Motivation

Due to the increasing entry of microparticles into the environment, sensitivity to the health risk of particles in air, water and soil has increased significantly over the last two decades, both in society and in science. There is now no question that microparticles can also have a harmful effect on living beings through specific mechanisms. However, this environmental risk must be assessed using appropriate methods tailored to these mechanisms.

Challenges

  • The ecotoxicological effect and exposure assessment of particulate pollutants involves significantly more uncertainty factors than that of dissolved chemicals, which makes reliable risk assessment difficult.
  • The potential mechanisms of action of the microparticles are often not clear, involving combined direct chemical and mechanical as well as indirect effects (e.g. feed dilution; binding of nutrients) that are difficult to separate.
  • Since organisms in their natural environment are also exposed to organic and mineral microparticles that are similar to particulate pollutants introduced by humans in terms of their physical and chemical properties as well as their ecotoxicological behavior, it is important to distinguish pollutant-specific effects from general particle effects.
  • Through increased knowledge about the effectiveness or effect-relevant properties of natural particles and the use of application-specific, tailor-made natural reference particles in ecotoxicological tests, specific effects of particulate pollutants can be identified.

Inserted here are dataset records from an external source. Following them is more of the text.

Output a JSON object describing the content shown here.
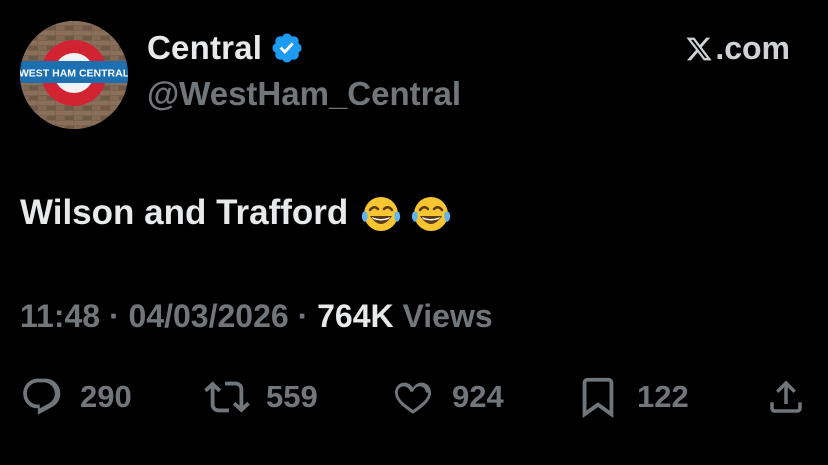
{
  "author": {
    "display_name": "Central",
    "handle": "@WestHam_Central",
    "avatar_sign_text": "WEST HAM CENTRAL",
    "verified": true
  },
  "brand": {
    "site": ".com",
    "icon": "x-logo-icon"
  },
  "tweet": {
    "text": "Wilson and Trafford",
    "emojis": [
      "face-with-tears-of-joy",
      "face-with-tears-of-joy"
    ]
  },
  "meta": {
    "time": "11:48",
    "separator": "·",
    "date": "04/03/2026",
    "views_count": "764K",
    "views_label": "Views"
  },
  "actions": {
    "replies": "290",
    "reposts": "559",
    "likes": "924",
    "bookmarks": "122"
  },
  "colors": {
    "background": "#000000",
    "primary_text": "#e7e9ea",
    "secondary_text": "#71767b",
    "verified_blue": "#1d9bf0"
  }
}
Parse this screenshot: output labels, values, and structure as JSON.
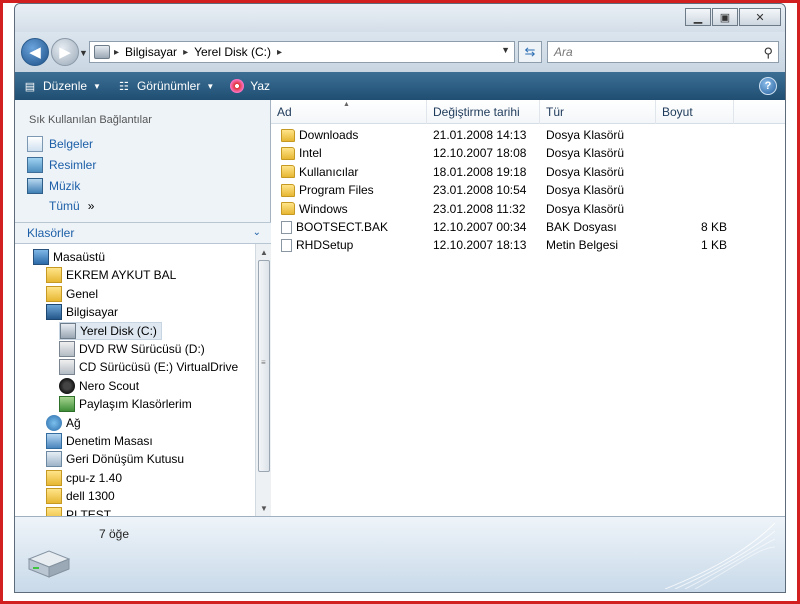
{
  "address": {
    "segments": [
      "Bilgisayar",
      "Yerel Disk (C:)"
    ],
    "search_placeholder": "Ara"
  },
  "toolbar": {
    "organize": "Düzenle",
    "views": "Görünümler",
    "burn": "Yaz"
  },
  "favorites": {
    "title": "Sık Kullanılan Bağlantılar",
    "items": [
      "Belgeler",
      "Resimler",
      "Müzik"
    ],
    "more": "Tümü"
  },
  "folders": {
    "title": "Klasörler",
    "tree": [
      {
        "label": "Masaüstü",
        "icon": "desktop-icon",
        "level": 0
      },
      {
        "label": "EKREM AYKUT BAL",
        "icon": "user-folder-icon",
        "level": 1
      },
      {
        "label": "Genel",
        "icon": "folder-icon",
        "level": 1
      },
      {
        "label": "Bilgisayar",
        "icon": "computer-icon",
        "level": 1
      },
      {
        "label": "Yerel Disk (C:)",
        "icon": "drive-icon",
        "level": 2
      },
      {
        "label": "DVD RW Sürücüsü (D:)",
        "icon": "dvd-drive-icon",
        "level": 2
      },
      {
        "label": "CD Sürücüsü (E:) VirtualDrive",
        "icon": "cd-drive-icon",
        "level": 2
      },
      {
        "label": "Nero Scout",
        "icon": "nero-icon",
        "level": 2
      },
      {
        "label": "Paylaşım Klasörlerim",
        "icon": "shared-folders-icon",
        "level": 2
      },
      {
        "label": "Ağ",
        "icon": "network-icon",
        "level": 1
      },
      {
        "label": "Denetim Masası",
        "icon": "control-panel-icon",
        "level": 1
      },
      {
        "label": "Geri Dönüşüm Kutusu",
        "icon": "recycle-bin-icon",
        "level": 1
      },
      {
        "label": "cpu-z 1.40",
        "icon": "folder-icon",
        "level": 1
      },
      {
        "label": "dell 1300",
        "icon": "folder-icon",
        "level": 1
      },
      {
        "label": "PI TEST",
        "icon": "folder-icon",
        "level": 1
      }
    ]
  },
  "columns": [
    "Ad",
    "Değiştirme tarihi",
    "Tür",
    "Boyut"
  ],
  "files": [
    {
      "name": "Downloads",
      "date": "21.01.2008 14:13",
      "type": "Dosya Klasörü",
      "size": "",
      "icon": "folder-icon"
    },
    {
      "name": "Intel",
      "date": "12.10.2007 18:08",
      "type": "Dosya Klasörü",
      "size": "",
      "icon": "folder-icon"
    },
    {
      "name": "Kullanıcılar",
      "date": "18.01.2008 19:18",
      "type": "Dosya Klasörü",
      "size": "",
      "icon": "folder-icon"
    },
    {
      "name": "Program Files",
      "date": "23.01.2008 10:54",
      "type": "Dosya Klasörü",
      "size": "",
      "icon": "folder-icon"
    },
    {
      "name": "Windows",
      "date": "23.01.2008 11:32",
      "type": "Dosya Klasörü",
      "size": "",
      "icon": "folder-icon"
    },
    {
      "name": "BOOTSECT.BAK",
      "date": "12.10.2007 00:34",
      "type": "BAK Dosyası",
      "size": "8 KB",
      "icon": "file-icon"
    },
    {
      "name": "RHDSetup",
      "date": "12.10.2007 18:13",
      "type": "Metin Belgesi",
      "size": "1 KB",
      "icon": "file-icon"
    }
  ],
  "status": {
    "count": "7 öğe"
  }
}
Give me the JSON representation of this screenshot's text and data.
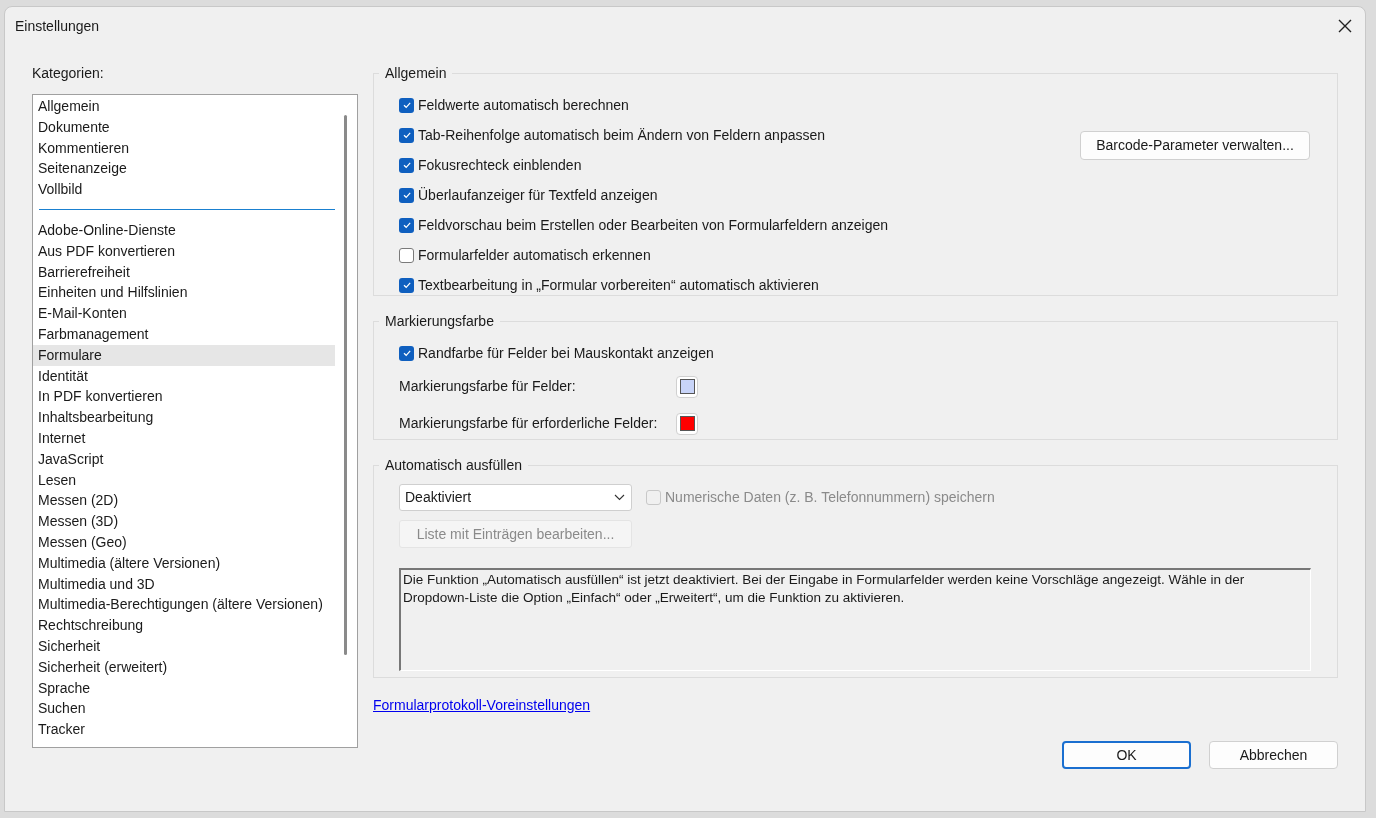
{
  "window": {
    "title": "Einstellungen"
  },
  "categories": {
    "label": "Kategorien:",
    "groups": [
      {
        "items": [
          {
            "label": "Allgemein",
            "selected": false
          },
          {
            "label": "Dokumente",
            "selected": false
          },
          {
            "label": "Kommentieren",
            "selected": false
          },
          {
            "label": "Seitenanzeige",
            "selected": false
          },
          {
            "label": "Vollbild",
            "selected": false
          }
        ]
      },
      {
        "items": [
          {
            "label": "Adobe-Online-Dienste",
            "selected": false
          },
          {
            "label": "Aus PDF konvertieren",
            "selected": false
          },
          {
            "label": "Barrierefreiheit",
            "selected": false
          },
          {
            "label": "Einheiten und Hilfslinien",
            "selected": false
          },
          {
            "label": "E-Mail-Konten",
            "selected": false
          },
          {
            "label": "Farbmanagement",
            "selected": false
          },
          {
            "label": "Formulare",
            "selected": true
          },
          {
            "label": "Identität",
            "selected": false
          },
          {
            "label": "In PDF konvertieren",
            "selected": false
          },
          {
            "label": "Inhaltsbearbeitung",
            "selected": false
          },
          {
            "label": "Internet",
            "selected": false
          },
          {
            "label": "JavaScript",
            "selected": false
          },
          {
            "label": "Lesen",
            "selected": false
          },
          {
            "label": "Messen (2D)",
            "selected": false
          },
          {
            "label": "Messen (3D)",
            "selected": false
          },
          {
            "label": "Messen (Geo)",
            "selected": false
          },
          {
            "label": "Multimedia (ältere Versionen)",
            "selected": false
          },
          {
            "label": "Multimedia und 3D",
            "selected": false
          },
          {
            "label": "Multimedia-Berechtigungen (ältere Versionen)",
            "selected": false
          },
          {
            "label": "Rechtschreibung",
            "selected": false
          },
          {
            "label": "Sicherheit",
            "selected": false
          },
          {
            "label": "Sicherheit (erweitert)",
            "selected": false
          },
          {
            "label": "Sprache",
            "selected": false
          },
          {
            "label": "Suchen",
            "selected": false
          },
          {
            "label": "Tracker",
            "selected": false
          }
        ]
      }
    ]
  },
  "general": {
    "title": "Allgemein",
    "checkboxes": [
      {
        "label": "Feldwerte automatisch berechnen",
        "checked": true
      },
      {
        "label": "Tab-Reihenfolge automatisch beim Ändern von Feldern anpassen",
        "checked": true
      },
      {
        "label": "Fokusrechteck einblenden",
        "checked": true
      },
      {
        "label": "Überlaufanzeiger für Textfeld anzeigen",
        "checked": true
      },
      {
        "label": "Feldvorschau beim Erstellen oder Bearbeiten von Formularfeldern anzeigen",
        "checked": true
      },
      {
        "label": "Formularfelder automatisch erkennen",
        "checked": false
      },
      {
        "label": "Textbearbeitung in „Formular vorbereiten“ automatisch aktivieren",
        "checked": true
      }
    ],
    "button": "Barcode-Parameter verwalten..."
  },
  "highlight": {
    "title": "Markierungsfarbe",
    "checkbox": {
      "label": "Randfarbe für Felder bei Mauskontakt anzeigen",
      "checked": true
    },
    "colors": [
      {
        "label": "Markierungsfarbe für Felder:",
        "color": "#c8d4f8"
      },
      {
        "label": "Markierungsfarbe für erforderliche Felder:",
        "color": "#ff0000"
      }
    ]
  },
  "autofill": {
    "title": "Automatisch ausfüllen",
    "dropdown": "Deaktiviert",
    "numeric": {
      "label": "Numerische Daten (z. B. Telefonnummern) speichern",
      "checked": false,
      "disabled": true
    },
    "edit_button": {
      "label": "Liste mit Einträgen bearbeiten...",
      "disabled": true
    },
    "description": "Die Funktion „Automatisch ausfüllen“ ist jetzt deaktiviert. Bei der Eingabe in Formularfelder werden keine Vorschläge angezeigt. Wähle in der Dropdown-Liste die Option „Einfach“ oder „Erweitert“, um die Funktion zu aktivieren."
  },
  "link": "Formularprotokoll-Voreinstellungen",
  "buttons": [
    {
      "label": "OK",
      "default": true
    },
    {
      "label": "Abbrechen",
      "default": false
    }
  ]
}
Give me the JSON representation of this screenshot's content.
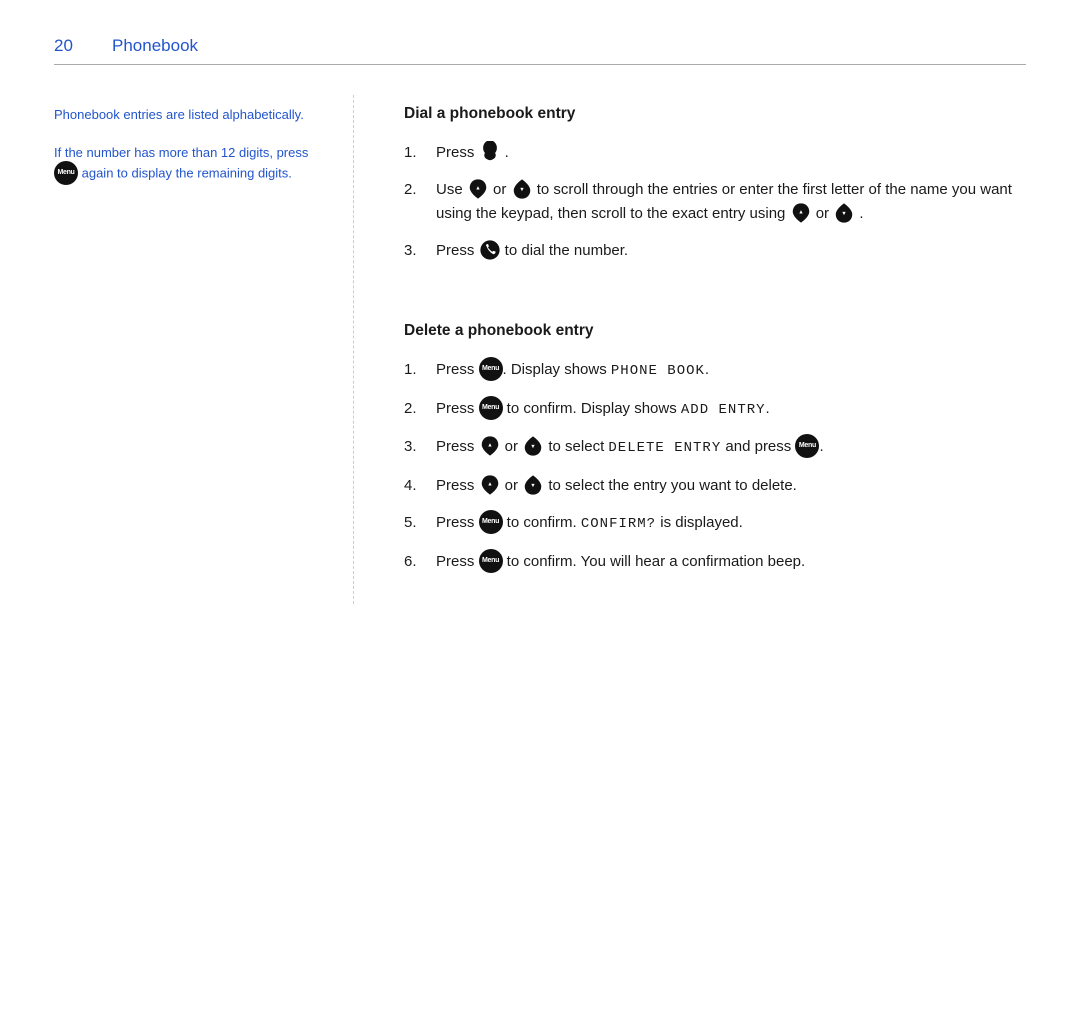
{
  "header": {
    "page_number": "20",
    "title": "Phonebook",
    "rule": true
  },
  "sidebar": {
    "note1": "Phonebook entries are listed alphabetically.",
    "note2": "If the number has more than 12 digits, press",
    "note2b": "again to display the remaining digits."
  },
  "sections": [
    {
      "id": "dial",
      "title": "Dial a phonebook entry",
      "steps": [
        {
          "num": "1.",
          "text": "Press [phone-icon]."
        },
        {
          "num": "2.",
          "text": "Use [up-icon] or [down-icon] to scroll through the entries or enter the first letter of the name you want using the keypad, then scroll to the exact entry using [up-icon] or [down-icon]."
        },
        {
          "num": "3.",
          "text": "Press [call-icon] to dial the number."
        }
      ]
    },
    {
      "id": "delete",
      "title": "Delete a phonebook entry",
      "steps": [
        {
          "num": "1.",
          "text": "Press [menu-icon]. Display shows PHONE BOOK."
        },
        {
          "num": "2.",
          "text": "Press [menu-icon] to confirm. Display shows ADD ENTRY."
        },
        {
          "num": "3.",
          "text": "Press [up-icon] or [down-icon] to select DELETE ENTRY and press [menu-icon]."
        },
        {
          "num": "4.",
          "text": "Press [up-icon] or [down-icon] to select the entry you want to delete."
        },
        {
          "num": "5.",
          "text": "Press [menu-icon] to confirm. CONFIRM? is displayed."
        },
        {
          "num": "6.",
          "text": "Press [menu-icon] to confirm. You will hear a confirmation beep."
        }
      ]
    }
  ]
}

How NatuReP contribute to solve problems

  • Assessment of natural microparticles, which are similar in their morphological and physical properties to selected particulate pollutants, in terms of their ecotoxicological behavior in various environmental matrices (water, sediment, soil)
  • Evaluation of suitability as reference particles for the ecotoxicological assessment of particulate pollutants.
  • To this end, we apply (1) state-of-the-art analytical methods for characterizing microparticles (chemical, physical, transport), (2) a wide range of ecotoxicological test systems (with organisms of different organizational and trophic levels), (3) and suitable statistical methods for correlating particle properties and –effect.
  • The aim of this project is to identify naturally occurring particles to serve as tailored reference which can be recommended for use in the environmental risk assessment of particulate pollutants in practice.